The Afghan hell is visible to everyone, yet no nation goes beyond mere words of disapproval. Why are they being allowed to act as they do?

Shakiba: For a long time, the Americans negotiated behind the scenes and ultimately handed the country over to the most barbaric of fundamentalists. The Taliban’s seizure of Kabul was a farce; soldiers were ordered to let them pass, and planes for government members were already prepared. The United States has always supported fundamentalist groups, and no one challenges their agenda. Everyone benefits from it. If we had a stable, secular, and progressive democracy, as we dream of, it would not allow foreign states to interfere in the country’s internal affairs. With fundamentalists, however, for money and weapons, they would sell even their own mother. It’s an easy deal. They will do anything for you—for your money. They will sell you the mines, produce opium for you, and give you freedom of movement on their roads, enabling you to control other countries like Iran, Pakistan, and Russia. And with ongoing wars and the precariousness of people, weapons will always be sold, and gigantic profits made. Therefore, no one has an interest in removing them after having installed them there.

What should Western civil society do?

Shakiba: You must act against the policies of your governments; it is the only way to change something in Afghanistan. Pressure your leaders to not follow the wrong policies of the United States, which you’ve supported for so many years. The West must stop supporting fundamentalist groups; it must stop this game that is destroying the very roots of my country. Without support, the Taliban would no longer be able to manage the country and would collapse. There can be no victory as long as these people are supported and funded.

How much financial support do the Taliban receive?
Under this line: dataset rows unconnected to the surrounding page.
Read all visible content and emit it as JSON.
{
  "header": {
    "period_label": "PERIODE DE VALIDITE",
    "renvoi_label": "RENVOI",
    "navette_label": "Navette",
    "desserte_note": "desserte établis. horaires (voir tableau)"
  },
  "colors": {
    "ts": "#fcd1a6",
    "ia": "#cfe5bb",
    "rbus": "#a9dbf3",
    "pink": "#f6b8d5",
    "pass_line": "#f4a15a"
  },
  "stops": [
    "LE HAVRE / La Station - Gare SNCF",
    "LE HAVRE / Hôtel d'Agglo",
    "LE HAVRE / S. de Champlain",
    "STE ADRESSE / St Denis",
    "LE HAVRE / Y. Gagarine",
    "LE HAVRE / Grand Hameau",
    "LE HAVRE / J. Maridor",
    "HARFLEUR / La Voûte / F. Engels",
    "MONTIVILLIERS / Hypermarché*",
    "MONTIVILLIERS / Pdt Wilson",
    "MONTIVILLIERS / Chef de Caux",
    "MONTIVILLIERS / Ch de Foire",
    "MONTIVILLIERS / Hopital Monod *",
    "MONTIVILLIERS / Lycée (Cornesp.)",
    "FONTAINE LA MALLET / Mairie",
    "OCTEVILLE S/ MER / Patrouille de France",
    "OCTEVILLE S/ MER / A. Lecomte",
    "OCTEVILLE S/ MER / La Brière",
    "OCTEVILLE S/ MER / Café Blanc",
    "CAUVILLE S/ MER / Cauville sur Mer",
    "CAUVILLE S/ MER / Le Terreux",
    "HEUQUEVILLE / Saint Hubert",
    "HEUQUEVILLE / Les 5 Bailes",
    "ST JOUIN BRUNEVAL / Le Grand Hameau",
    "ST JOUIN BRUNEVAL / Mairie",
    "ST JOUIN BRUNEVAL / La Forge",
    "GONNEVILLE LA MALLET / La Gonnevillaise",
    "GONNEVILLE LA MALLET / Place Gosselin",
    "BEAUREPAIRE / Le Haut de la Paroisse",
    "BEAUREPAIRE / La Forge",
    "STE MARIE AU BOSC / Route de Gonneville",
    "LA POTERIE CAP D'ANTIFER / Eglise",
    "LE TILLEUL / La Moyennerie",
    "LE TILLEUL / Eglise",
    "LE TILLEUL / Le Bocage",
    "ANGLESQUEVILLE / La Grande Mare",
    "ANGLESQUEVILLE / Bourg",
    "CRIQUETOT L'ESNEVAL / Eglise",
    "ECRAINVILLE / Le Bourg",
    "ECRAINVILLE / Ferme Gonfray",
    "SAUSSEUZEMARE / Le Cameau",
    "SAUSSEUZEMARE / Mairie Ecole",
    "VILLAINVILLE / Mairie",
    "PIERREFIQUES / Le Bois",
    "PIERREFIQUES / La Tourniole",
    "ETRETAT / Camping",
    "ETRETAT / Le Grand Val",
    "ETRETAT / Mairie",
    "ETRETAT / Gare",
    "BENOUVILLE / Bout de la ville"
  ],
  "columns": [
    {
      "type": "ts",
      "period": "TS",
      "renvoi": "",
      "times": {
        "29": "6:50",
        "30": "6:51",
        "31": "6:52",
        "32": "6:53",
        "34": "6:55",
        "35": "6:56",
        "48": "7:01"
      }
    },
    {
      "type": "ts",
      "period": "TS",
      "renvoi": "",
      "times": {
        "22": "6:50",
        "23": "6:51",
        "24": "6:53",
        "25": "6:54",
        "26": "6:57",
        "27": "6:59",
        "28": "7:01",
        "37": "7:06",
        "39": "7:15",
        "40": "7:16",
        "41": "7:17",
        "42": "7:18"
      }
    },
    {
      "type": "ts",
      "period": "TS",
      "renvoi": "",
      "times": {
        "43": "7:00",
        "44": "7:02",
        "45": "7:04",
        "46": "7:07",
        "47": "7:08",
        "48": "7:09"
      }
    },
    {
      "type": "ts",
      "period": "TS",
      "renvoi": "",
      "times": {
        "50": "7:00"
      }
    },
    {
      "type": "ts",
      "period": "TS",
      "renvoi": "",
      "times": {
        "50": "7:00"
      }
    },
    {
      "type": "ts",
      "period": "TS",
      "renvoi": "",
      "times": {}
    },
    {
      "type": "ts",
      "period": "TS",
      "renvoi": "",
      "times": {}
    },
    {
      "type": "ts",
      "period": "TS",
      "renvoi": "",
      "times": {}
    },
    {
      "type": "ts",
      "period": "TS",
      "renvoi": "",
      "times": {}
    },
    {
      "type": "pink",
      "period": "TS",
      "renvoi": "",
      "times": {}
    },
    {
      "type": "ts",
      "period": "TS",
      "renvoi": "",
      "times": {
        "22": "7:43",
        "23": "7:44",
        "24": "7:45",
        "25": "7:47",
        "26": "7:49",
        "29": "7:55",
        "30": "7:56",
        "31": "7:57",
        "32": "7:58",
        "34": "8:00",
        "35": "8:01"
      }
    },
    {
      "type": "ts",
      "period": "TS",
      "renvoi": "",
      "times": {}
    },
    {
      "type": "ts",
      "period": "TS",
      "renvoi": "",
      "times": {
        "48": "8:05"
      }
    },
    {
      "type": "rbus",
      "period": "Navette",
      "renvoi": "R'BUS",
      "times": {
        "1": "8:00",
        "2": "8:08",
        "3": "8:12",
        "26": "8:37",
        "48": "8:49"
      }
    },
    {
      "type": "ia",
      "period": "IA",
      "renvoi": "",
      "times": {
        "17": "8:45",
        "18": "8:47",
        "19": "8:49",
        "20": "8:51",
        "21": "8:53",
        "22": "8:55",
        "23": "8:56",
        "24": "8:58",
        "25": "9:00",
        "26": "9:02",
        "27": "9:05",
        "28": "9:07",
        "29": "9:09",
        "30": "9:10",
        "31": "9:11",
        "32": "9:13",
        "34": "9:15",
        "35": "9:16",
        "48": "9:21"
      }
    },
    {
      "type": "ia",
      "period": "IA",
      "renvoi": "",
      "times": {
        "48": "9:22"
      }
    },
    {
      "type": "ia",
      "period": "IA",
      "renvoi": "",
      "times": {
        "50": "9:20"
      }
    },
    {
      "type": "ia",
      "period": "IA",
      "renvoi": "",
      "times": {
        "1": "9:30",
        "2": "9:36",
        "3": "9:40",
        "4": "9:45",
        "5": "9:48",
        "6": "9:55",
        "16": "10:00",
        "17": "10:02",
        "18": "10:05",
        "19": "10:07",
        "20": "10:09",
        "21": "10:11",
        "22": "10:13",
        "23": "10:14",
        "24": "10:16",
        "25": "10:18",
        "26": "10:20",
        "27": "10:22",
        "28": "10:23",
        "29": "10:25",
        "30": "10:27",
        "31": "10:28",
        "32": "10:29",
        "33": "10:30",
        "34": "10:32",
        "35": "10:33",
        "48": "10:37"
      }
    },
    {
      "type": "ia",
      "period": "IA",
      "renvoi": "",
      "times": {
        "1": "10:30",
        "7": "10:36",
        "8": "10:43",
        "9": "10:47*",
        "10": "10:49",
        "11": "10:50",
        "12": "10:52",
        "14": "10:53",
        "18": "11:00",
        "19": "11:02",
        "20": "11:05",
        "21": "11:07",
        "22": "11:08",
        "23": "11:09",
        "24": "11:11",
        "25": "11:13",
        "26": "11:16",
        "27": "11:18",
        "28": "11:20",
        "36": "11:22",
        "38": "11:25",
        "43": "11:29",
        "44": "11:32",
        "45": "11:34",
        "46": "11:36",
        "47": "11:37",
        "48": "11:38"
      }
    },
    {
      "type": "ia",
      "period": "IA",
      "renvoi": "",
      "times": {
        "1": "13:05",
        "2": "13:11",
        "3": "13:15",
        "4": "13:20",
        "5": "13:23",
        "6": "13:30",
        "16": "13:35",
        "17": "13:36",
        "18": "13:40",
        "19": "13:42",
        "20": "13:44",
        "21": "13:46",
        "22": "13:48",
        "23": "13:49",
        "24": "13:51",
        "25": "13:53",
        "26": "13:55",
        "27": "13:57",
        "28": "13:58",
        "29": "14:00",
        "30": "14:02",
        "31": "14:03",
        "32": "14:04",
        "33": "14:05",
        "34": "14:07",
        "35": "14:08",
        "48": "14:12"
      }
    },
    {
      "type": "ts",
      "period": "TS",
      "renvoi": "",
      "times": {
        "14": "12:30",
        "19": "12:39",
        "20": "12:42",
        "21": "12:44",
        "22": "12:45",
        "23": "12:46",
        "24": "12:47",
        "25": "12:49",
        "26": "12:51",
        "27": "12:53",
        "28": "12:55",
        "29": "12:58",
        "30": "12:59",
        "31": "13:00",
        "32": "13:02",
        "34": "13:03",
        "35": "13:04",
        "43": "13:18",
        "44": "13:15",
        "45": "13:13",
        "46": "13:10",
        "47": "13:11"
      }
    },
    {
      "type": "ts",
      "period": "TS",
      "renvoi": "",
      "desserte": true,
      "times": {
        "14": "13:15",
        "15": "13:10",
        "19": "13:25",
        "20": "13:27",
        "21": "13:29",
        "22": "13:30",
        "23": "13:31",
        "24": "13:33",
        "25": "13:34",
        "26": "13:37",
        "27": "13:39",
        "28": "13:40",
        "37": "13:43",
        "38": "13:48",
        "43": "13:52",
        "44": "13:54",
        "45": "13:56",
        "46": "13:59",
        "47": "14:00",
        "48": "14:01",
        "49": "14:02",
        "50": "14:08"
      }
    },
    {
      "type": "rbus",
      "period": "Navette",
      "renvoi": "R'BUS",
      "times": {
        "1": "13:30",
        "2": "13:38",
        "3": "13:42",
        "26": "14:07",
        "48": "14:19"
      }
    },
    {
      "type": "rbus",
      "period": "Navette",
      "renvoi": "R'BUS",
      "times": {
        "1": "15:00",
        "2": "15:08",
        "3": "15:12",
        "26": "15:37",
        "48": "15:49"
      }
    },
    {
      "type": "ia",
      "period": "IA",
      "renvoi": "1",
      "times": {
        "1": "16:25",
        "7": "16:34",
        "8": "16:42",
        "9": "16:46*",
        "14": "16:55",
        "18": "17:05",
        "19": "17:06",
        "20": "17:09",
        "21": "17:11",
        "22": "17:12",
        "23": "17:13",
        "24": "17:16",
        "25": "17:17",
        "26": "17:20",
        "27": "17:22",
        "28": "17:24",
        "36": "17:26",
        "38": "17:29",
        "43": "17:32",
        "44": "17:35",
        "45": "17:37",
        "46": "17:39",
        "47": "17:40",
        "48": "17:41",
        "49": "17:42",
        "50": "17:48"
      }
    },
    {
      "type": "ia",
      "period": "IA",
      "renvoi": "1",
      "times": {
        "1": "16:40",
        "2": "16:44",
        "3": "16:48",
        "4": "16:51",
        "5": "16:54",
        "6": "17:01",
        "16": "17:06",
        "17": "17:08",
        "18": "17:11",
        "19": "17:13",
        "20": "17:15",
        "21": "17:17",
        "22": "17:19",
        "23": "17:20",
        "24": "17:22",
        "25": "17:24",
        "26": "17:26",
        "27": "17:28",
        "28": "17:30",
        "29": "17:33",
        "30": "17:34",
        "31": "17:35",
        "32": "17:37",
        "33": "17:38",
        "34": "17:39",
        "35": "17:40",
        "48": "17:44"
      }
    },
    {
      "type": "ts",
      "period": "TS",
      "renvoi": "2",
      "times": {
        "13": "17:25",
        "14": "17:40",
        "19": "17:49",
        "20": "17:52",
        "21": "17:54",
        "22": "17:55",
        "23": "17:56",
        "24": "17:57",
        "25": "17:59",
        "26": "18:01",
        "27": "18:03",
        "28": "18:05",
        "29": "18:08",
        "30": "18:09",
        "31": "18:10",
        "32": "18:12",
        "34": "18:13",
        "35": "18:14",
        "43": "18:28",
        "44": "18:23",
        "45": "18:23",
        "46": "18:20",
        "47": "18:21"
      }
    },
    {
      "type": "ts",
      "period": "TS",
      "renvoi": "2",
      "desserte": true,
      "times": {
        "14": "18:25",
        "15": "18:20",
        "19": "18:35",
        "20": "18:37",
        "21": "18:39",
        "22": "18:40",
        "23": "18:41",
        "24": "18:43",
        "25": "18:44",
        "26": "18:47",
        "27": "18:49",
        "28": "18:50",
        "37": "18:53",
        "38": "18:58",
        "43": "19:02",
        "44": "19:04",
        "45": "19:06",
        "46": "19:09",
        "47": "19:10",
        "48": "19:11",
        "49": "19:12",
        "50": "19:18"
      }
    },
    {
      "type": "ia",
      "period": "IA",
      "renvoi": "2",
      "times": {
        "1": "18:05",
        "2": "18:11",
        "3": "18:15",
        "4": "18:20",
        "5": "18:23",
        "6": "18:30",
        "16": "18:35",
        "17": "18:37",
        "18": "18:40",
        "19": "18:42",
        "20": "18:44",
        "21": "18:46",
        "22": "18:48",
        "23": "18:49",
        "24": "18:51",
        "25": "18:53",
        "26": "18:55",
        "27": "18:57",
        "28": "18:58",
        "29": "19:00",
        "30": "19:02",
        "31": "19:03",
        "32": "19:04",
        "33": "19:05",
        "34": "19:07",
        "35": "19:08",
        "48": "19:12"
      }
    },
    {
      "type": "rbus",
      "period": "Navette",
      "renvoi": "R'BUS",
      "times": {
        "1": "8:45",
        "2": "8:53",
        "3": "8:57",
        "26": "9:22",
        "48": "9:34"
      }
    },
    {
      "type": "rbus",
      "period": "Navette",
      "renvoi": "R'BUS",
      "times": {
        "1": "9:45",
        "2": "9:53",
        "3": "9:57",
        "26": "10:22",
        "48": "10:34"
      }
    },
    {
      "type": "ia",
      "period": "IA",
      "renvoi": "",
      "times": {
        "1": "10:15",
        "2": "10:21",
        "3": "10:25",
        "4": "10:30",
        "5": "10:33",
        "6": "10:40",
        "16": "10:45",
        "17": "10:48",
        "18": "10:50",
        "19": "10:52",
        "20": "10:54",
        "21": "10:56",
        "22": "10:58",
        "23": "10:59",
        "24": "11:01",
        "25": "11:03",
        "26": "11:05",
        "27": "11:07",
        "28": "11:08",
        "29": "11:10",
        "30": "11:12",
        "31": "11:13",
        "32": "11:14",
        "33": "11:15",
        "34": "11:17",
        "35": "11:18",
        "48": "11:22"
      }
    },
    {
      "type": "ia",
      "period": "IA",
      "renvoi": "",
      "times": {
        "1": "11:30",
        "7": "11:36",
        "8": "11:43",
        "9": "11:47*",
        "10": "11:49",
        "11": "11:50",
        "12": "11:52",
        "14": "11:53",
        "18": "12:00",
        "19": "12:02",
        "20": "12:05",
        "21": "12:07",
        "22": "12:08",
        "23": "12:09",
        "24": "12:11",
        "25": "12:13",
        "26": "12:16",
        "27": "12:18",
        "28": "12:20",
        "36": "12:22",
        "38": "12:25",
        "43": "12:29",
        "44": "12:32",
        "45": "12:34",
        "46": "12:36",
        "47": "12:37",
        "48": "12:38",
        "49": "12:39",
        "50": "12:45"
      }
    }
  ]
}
Shakiba: The Taliban openly state that they receive $40 million every week from the Americans to maintain the state apparatus. If there’s one thing they don’t lack, it’s money. If an NGO wants to start a project, it must register and pay substantial taxes to the government. The Taliban have their own NGOs financed by the UN. They also earn revenue from taxes, mining concessions, and other exploitation of our territory. Many nations have made agreements with them: especially China, but also Kazakhstan, Iran, and Pakistan, which takes our coal. Agreements for promising business ventures lead to a dangerous normalization, now underway, which lays the groundwork for future recognition of the Taliban government. The enslavement of women is merely a collateral effect, one deemed negligible.

Do the Taliban have rivals on the ground?
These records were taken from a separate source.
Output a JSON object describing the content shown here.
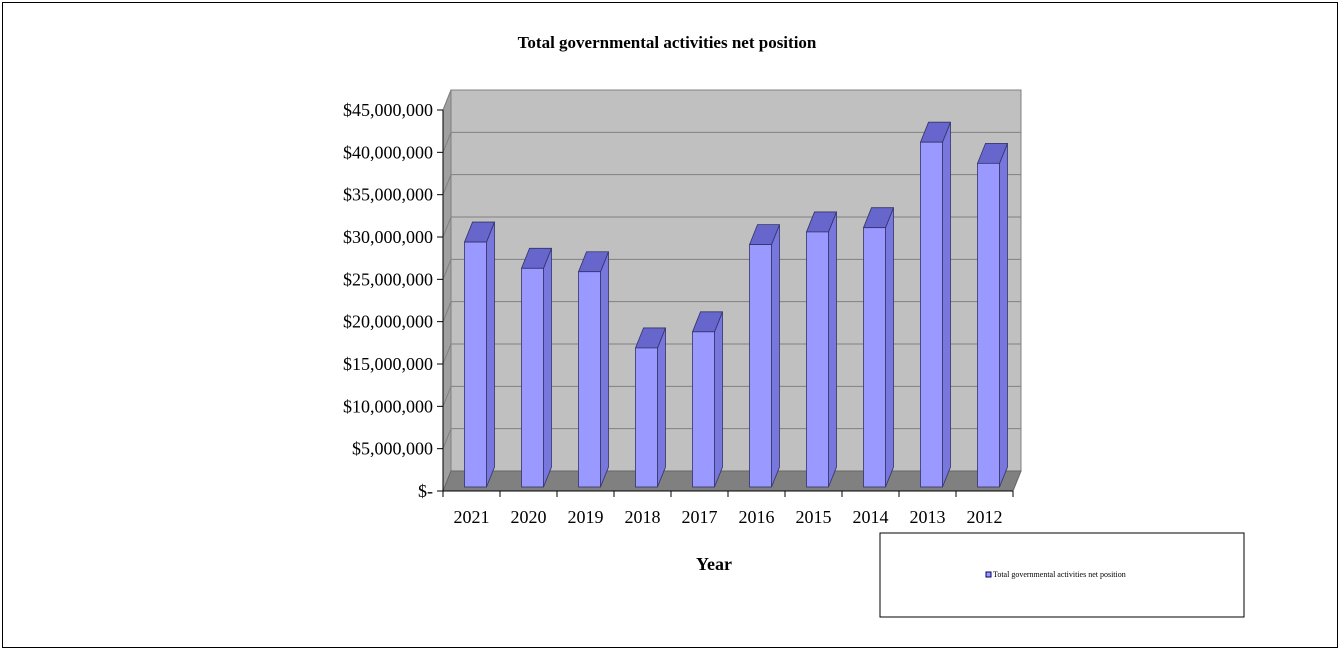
{
  "chart_data": {
    "type": "bar",
    "title": "Total governmental activities net position",
    "xlabel": "Year",
    "ylabel": "",
    "categories": [
      "2021",
      "2020",
      "2019",
      "2018",
      "2017",
      "2016",
      "2015",
      "2014",
      "2013",
      "2012"
    ],
    "series": [
      {
        "name": "Total governmental activities net position",
        "values": [
          29400000,
          26300000,
          25900000,
          16900000,
          18800000,
          29100000,
          30600000,
          31100000,
          41200000,
          38700000
        ]
      }
    ],
    "ylim": [
      0,
      45000000
    ],
    "y_ticks": [
      0,
      5000000,
      10000000,
      15000000,
      20000000,
      25000000,
      30000000,
      35000000,
      40000000,
      45000000
    ],
    "y_tick_labels": [
      "$-",
      "$5,000,000",
      "$10,000,000",
      "$15,000,000",
      "$20,000,000",
      "$25,000,000",
      "$30,000,000",
      "$35,000,000",
      "$40,000,000",
      "$45,000,000"
    ],
    "grid": true,
    "legend": "bottom-right",
    "colors": {
      "bar_front": "#9999ff",
      "bar_top": "#6666cc",
      "bar_side": "#7777dd",
      "bar_outline": "#333366",
      "wall": "#c0c0c0",
      "floor": "#808080",
      "side_wall": "#a0a0a0",
      "gridline": "#808080"
    }
  }
}
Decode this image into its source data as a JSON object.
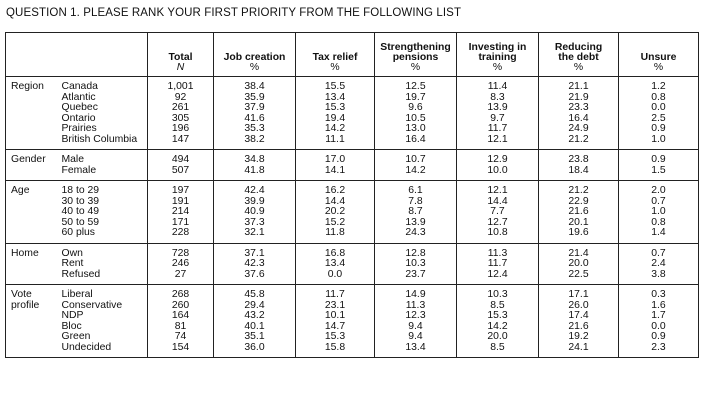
{
  "title": "QUESTION 1. PLEASE RANK YOUR FIRST PRIORITY FROM THE FOLLOWING LIST",
  "columns": [
    {
      "label": "Total",
      "unit": "N",
      "unit_italic": true
    },
    {
      "label": "Job creation",
      "unit": "%"
    },
    {
      "label": "Tax relief",
      "unit": "%"
    },
    {
      "label": "Strengthening pensions",
      "label_lines": [
        "Strengthening",
        "pensions"
      ],
      "unit": "%"
    },
    {
      "label": "Investing in training",
      "label_lines": [
        "Investing in",
        "training"
      ],
      "unit": "%"
    },
    {
      "label": "Reducing the debt",
      "label_lines": [
        "Reducing",
        "the debt"
      ],
      "unit": "%"
    },
    {
      "label": "Unsure",
      "unit": "%"
    }
  ],
  "groups": [
    {
      "name": "Region",
      "rows": [
        {
          "label": "Canada",
          "values": [
            "1,001",
            "38.4",
            "15.5",
            "12.5",
            "11.4",
            "21.1",
            "1.2"
          ]
        },
        {
          "label": "Atlantic",
          "values": [
            "92",
            "35.9",
            "13.4",
            "19.7",
            "8.3",
            "21.9",
            "0.8"
          ]
        },
        {
          "label": "Quebec",
          "values": [
            "261",
            "37.9",
            "15.3",
            "9.6",
            "13.9",
            "23.3",
            "0.0"
          ]
        },
        {
          "label": "Ontario",
          "values": [
            "305",
            "41.6",
            "19.4",
            "10.5",
            "9.7",
            "16.4",
            "2.5"
          ]
        },
        {
          "label": "Prairies",
          "values": [
            "196",
            "35.3",
            "14.2",
            "13.0",
            "11.7",
            "24.9",
            "0.9"
          ]
        },
        {
          "label": "British Columbia",
          "values": [
            "147",
            "38.2",
            "11.1",
            "16.4",
            "12.1",
            "21.2",
            "1.0"
          ]
        }
      ]
    },
    {
      "name": "Gender",
      "rows": [
        {
          "label": "Male",
          "values": [
            "494",
            "34.8",
            "17.0",
            "10.7",
            "12.9",
            "23.8",
            "0.9"
          ]
        },
        {
          "label": "Female",
          "values": [
            "507",
            "41.8",
            "14.1",
            "14.2",
            "10.0",
            "18.4",
            "1.5"
          ]
        }
      ]
    },
    {
      "name": "Age",
      "rows": [
        {
          "label": "18 to 29",
          "values": [
            "197",
            "42.4",
            "16.2",
            "6.1",
            "12.1",
            "21.2",
            "2.0"
          ]
        },
        {
          "label": "30 to 39",
          "values": [
            "191",
            "39.9",
            "14.4",
            "7.8",
            "14.4",
            "22.9",
            "0.7"
          ]
        },
        {
          "label": "40 to 49",
          "values": [
            "214",
            "40.9",
            "20.2",
            "8.7",
            "7.7",
            "21.6",
            "1.0"
          ]
        },
        {
          "label": "50 to 59",
          "values": [
            "171",
            "37.3",
            "15.2",
            "13.9",
            "12.7",
            "20.1",
            "0.8"
          ]
        },
        {
          "label": "60 plus",
          "values": [
            "228",
            "32.1",
            "11.8",
            "24.3",
            "10.8",
            "19.6",
            "1.4"
          ]
        }
      ]
    },
    {
      "name": "Home",
      "rows": [
        {
          "label": "Own",
          "values": [
            "728",
            "37.1",
            "16.8",
            "12.8",
            "11.3",
            "21.4",
            "0.7"
          ]
        },
        {
          "label": "Rent",
          "values": [
            "246",
            "42.3",
            "13.4",
            "10.3",
            "11.7",
            "20.0",
            "2.4"
          ]
        },
        {
          "label": "Refused",
          "values": [
            "27",
            "37.6",
            "0.0",
            "23.7",
            "12.4",
            "22.5",
            "3.8"
          ]
        }
      ]
    },
    {
      "name": "Vote profile",
      "name_lines": [
        "Vote",
        "profile"
      ],
      "rows": [
        {
          "label": "Liberal",
          "values": [
            "268",
            "45.8",
            "11.7",
            "14.9",
            "10.3",
            "17.1",
            "0.3"
          ]
        },
        {
          "label": "Conservative",
          "values": [
            "260",
            "29.4",
            "23.1",
            "11.3",
            "8.5",
            "26.0",
            "1.6"
          ]
        },
        {
          "label": "NDP",
          "values": [
            "164",
            "43.2",
            "10.1",
            "12.3",
            "15.3",
            "17.4",
            "1.7"
          ]
        },
        {
          "label": "Bloc",
          "values": [
            "81",
            "40.1",
            "14.7",
            "9.4",
            "14.2",
            "21.6",
            "0.0"
          ]
        },
        {
          "label": "Green",
          "values": [
            "74",
            "35.1",
            "15.3",
            "9.4",
            "20.0",
            "19.2",
            "0.9"
          ]
        },
        {
          "label": "Undecided",
          "values": [
            "154",
            "36.0",
            "15.8",
            "13.4",
            "8.5",
            "24.1",
            "2.3"
          ]
        }
      ]
    }
  ]
}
Shakiba: There are various terrorist groups, but they don’t pose a threat to the Taliban. They have control everywhere now. Afghanistan is becoming a “center for terrorist services,” fueled by the West. Militias are trained, gathered, and armed. The idea is this: you nurture various puppets, so you can later use them against your rivals. ISIS-K, for example, is used as a threat against Russia. The Americans also keep ties with the warlords of the previous government. When they saw the warlords were no longer reliable and turned to other states—Russians, Pakistanis, Chinese—they turned to the Taliban, who are more stable. But the warlords are waiting. You never know.

What is the strongest message for your people?

Shakiba: We are here, we are behind you, and you must not lose hope. You are not alone, and we don’t want to leave.

At these words, Shakiba is moved, and so are we.